Pemerintah Kabupaten Lombok Utara melalui Badan Penanggulangan Bencana Daerah (BPBD) tetap menetapkan status siaga kekeringan. Distribusi air bersih terus dilakukan hampir setiap hari ke sejumlah desa yang terdampak.
Kepala BPBD Lombok Utara, M. Zaldi Rahadian, mengatakan permintaan air bersih dari masyarakat masih tinggi dan belum menunjukkan tanda-tanda menurun.
“Kondisi kemarau basah ini memang membuat hujan turun sesekali, tapi kebutuhan air bersih tetap tinggi, terutama di wilayah timur. Hampir setiap hari ada permintaan baru yang masuk,” ujar Zaldi, Kamis (9/10/2025).
Dalam sebulan terakhir, Bank NTB Syariah turut membantu BPBD dengan menyalurkan air bersih secara rutin setiap akhir pekan. Zaldi berharap kolaborasi seperti ini dapat meluas, melibatkan pelaku usaha dan pihak swasta lain yang memiliki armada pengangkut air.
“Di wilayah timur, masyarakat harus mengeluarkan sekitar Rp300 ribu untuk membeli satu tangki air bersih yang hanya cukup untuk seminggu. Jadi kondisinya memang berat. Kami harap lebih banyak pihak bisa ikut membantu,” jelasnya.
Namun, Zaldi mengakui keterbatasan armada menjadi kendala utama dalam menjangkau seluruh desa terdampak.
“Kami berupaya maksimal, tapi armada kami terbatas. Karena itu, kami juga menjalin kerja sama dengan Balai Prasarana Permukiman Wilayah (BPPW) Kementerian PUPR yang mulai kembali berkoordinasi dengan kami,” ungkapnya.
Menurutnya, tahun ini BPPW berencana memberikan hibah satu unit mobil tangki air kepada BPBD Lombok Utara. “Dulu belum pernah ada dukungan dari BPPW, tapi sekarang mereka sudah ikut terlibat dan siap membantu. Kami sedang proses administrasinya agar hibah ini bisa segera terealisasi,” tambahnya.
Dari hasil pemetaan BPBD, terdapat 37 desa di Lombok Utara yang masih terdampak kekeringan. Wilayah paling parah berada di Kecamatan Kayangan, Bayan, dan Gangga. Beberapa titik mulai membaik berkat hujan lokal, namun sebagian besar masih membutuhkan suplai air bersih setiap hari.
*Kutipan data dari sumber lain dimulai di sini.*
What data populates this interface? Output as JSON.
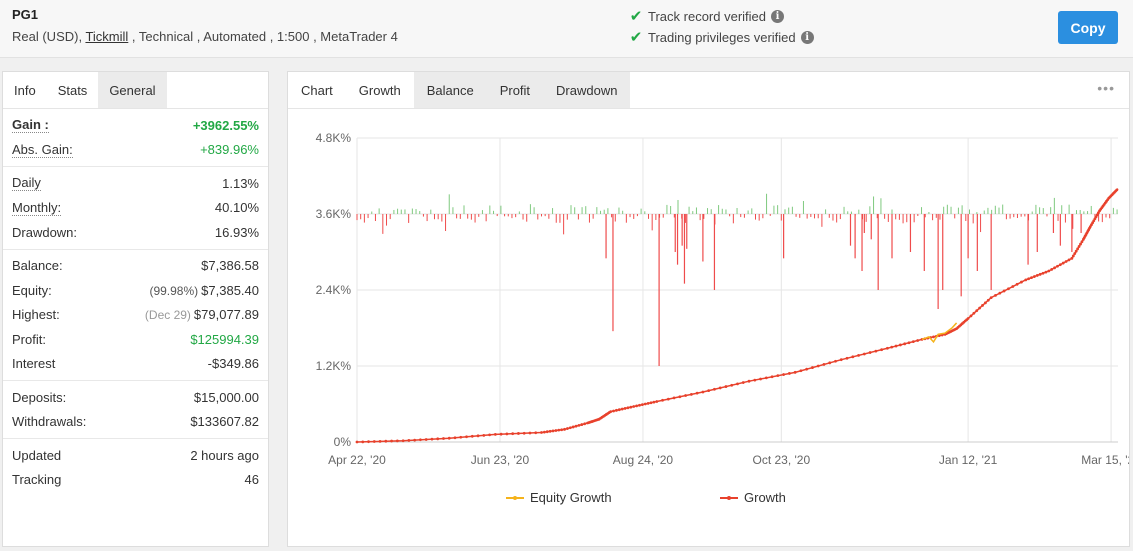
{
  "header": {
    "system_name": "PG1",
    "meta_prefix": "Real (USD), ",
    "broker": "Tickmill",
    "meta_suffix": " , Technical , Automated , 1:500 , MetaTrader 4",
    "track_record": "Track record verified",
    "trading_privileges": "Trading privileges verified",
    "copy_label": "Copy"
  },
  "left_tabs": [
    "Info",
    "Stats",
    "General"
  ],
  "stats": {
    "gain_label": "Gain :",
    "gain_value": "+3962.55%",
    "abs_gain_label": "Abs. Gain:",
    "abs_gain_value": "+839.96%",
    "daily_label": "Daily",
    "daily_value": "1.13%",
    "monthly_label": "Monthly:",
    "monthly_value": "40.10%",
    "drawdown_label": "Drawdown:",
    "drawdown_value": "16.93%",
    "balance_label": "Balance:",
    "balance_value": "$7,386.58",
    "equity_label": "Equity:",
    "equity_note": "(99.98%)",
    "equity_value": "$7,385.40",
    "highest_label": "Highest:",
    "highest_note": "(Dec 29)",
    "highest_value": "$79,077.89",
    "profit_label": "Profit:",
    "profit_value": "$125994.39",
    "interest_label": "Interest",
    "interest_value": "-$349.86",
    "deposits_label": "Deposits:",
    "deposits_value": "$15,000.00",
    "withdrawals_label": "Withdrawals:",
    "withdrawals_value": "$133607.82",
    "updated_label": "Updated",
    "updated_value": "2 hours ago",
    "tracking_label": "Tracking",
    "tracking_value": "46"
  },
  "chart_tabs": [
    "Chart",
    "Growth",
    "Balance",
    "Profit",
    "Drawdown"
  ],
  "menu_dots": "•••",
  "colors": {
    "growth": "#e8412c",
    "equity": "#f5b31b",
    "daily_pos": "#7fc97f",
    "daily_neg": "#ef4b4b",
    "accent": "#2b8fe0",
    "gain_green": "#22a845"
  },
  "chart_data": {
    "type": "line",
    "title": "",
    "y_tick_labels": [
      "0%",
      "1.2K%",
      "2.4K%",
      "3.6K%",
      "4.8K%"
    ],
    "y_ticks": [
      0,
      1200,
      2400,
      3600,
      4800
    ],
    "ylim": [
      0,
      4800
    ],
    "x_tick_labels": [
      "Apr 22, '20",
      "Jun 23, '20",
      "Aug 24, '20",
      "Oct 23, '20",
      "Jan 12, '21",
      "Mar 15, '21"
    ],
    "x_tick_days": [
      0,
      62,
      124,
      184,
      265,
      327
    ],
    "xlim_days": [
      0,
      330
    ],
    "grid": true,
    "legend_position": "bottom",
    "series": [
      {
        "name": "Growth",
        "days": [
          0,
          20,
          40,
          60,
          80,
          90,
          100,
          105,
          110,
          120,
          130,
          150,
          170,
          190,
          210,
          230,
          245,
          255,
          260,
          265,
          275,
          290,
          300,
          310,
          315,
          318,
          322,
          326,
          330
        ],
        "values": [
          0,
          20,
          60,
          120,
          150,
          200,
          300,
          360,
          480,
          560,
          640,
          790,
          960,
          1100,
          1300,
          1480,
          1620,
          1700,
          1790,
          1950,
          2280,
          2560,
          2700,
          2900,
          3200,
          3400,
          3650,
          3850,
          4000
        ]
      },
      {
        "name": "Equity Growth",
        "days": [
          245,
          248,
          250,
          252,
          255,
          258,
          260
        ],
        "values": [
          1620,
          1660,
          1580,
          1700,
          1720,
          1800,
          1880
        ]
      }
    ],
    "daily_bars": {
      "baseline": 3600,
      "description_note": "",
      "days": [
        108,
        111,
        131,
        138,
        139,
        141,
        142,
        143,
        150,
        155,
        185,
        214,
        216,
        219,
        220,
        223,
        226,
        232,
        240,
        246,
        252,
        254,
        262,
        265,
        269,
        275,
        291,
        295,
        302,
        305,
        310,
        314
      ],
      "values": [
        -700,
        -1850,
        -2400,
        -600,
        -800,
        -500,
        -1100,
        -550,
        -750,
        -1200,
        -700,
        -500,
        -700,
        -900,
        -300,
        -400,
        -1200,
        -700,
        -600,
        -900,
        -1500,
        -1200,
        -1300,
        -700,
        -900,
        -1200,
        -800,
        -600,
        -300,
        -500,
        -600,
        -300
      ]
    }
  },
  "legend": [
    "Equity Growth",
    "Growth"
  ]
}
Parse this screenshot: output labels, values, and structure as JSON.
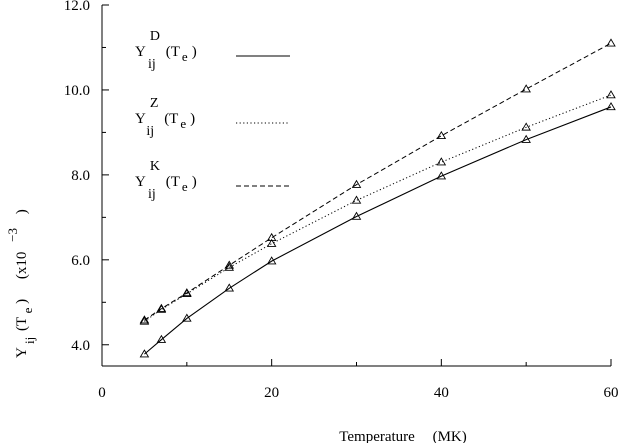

“Distribusi kami atur bergantian agar merata. Misalnya, hari ini wilayah A, besok ke titik lain. Kami tidak ingin hanya satu lokasi yang terus disuplai. Koordinasi juga terus dilakukan dengan PMI dan OPD terkait agar penyaluran tepat sasaran,” terang Zaldi.
Ia menjelaskan bahwa BPBD bersama instansi teknis telah menyusun Kajian Risiko Bencana (KRB) dan Rencana Aksi Kekeringan yang memuat strategi jangka panjang.
“Selama ini solusi kami masih jangka pendek, yakni suplai air tangki. Tapi dalam dokumen KRB sudah ditetapkan titik-titik yang perlu dibangun jaringan pipa permanen agar masyarakat tidak terus bergantung pada distribusi air,” katanya.
Zaldi menambahkan, kondisi unik juga terjadi di beberapa wilayah yang mulai diguyur hujan. “Ada masyarakat yang tetap meminta air bersih meski hujan turun, karena air dari pipa rumah mereka tidak layak konsumsi akibat tercampur kotoran,” tutupnya.
Krisis air bersih di Lombok Utara menjadi pengingat bahwa meski langit mulai meneteskan hujan, upaya membangun sistem air bersih yang berkelanjutan masih menjadi pekerjaan rumah besar bagi daerah ini.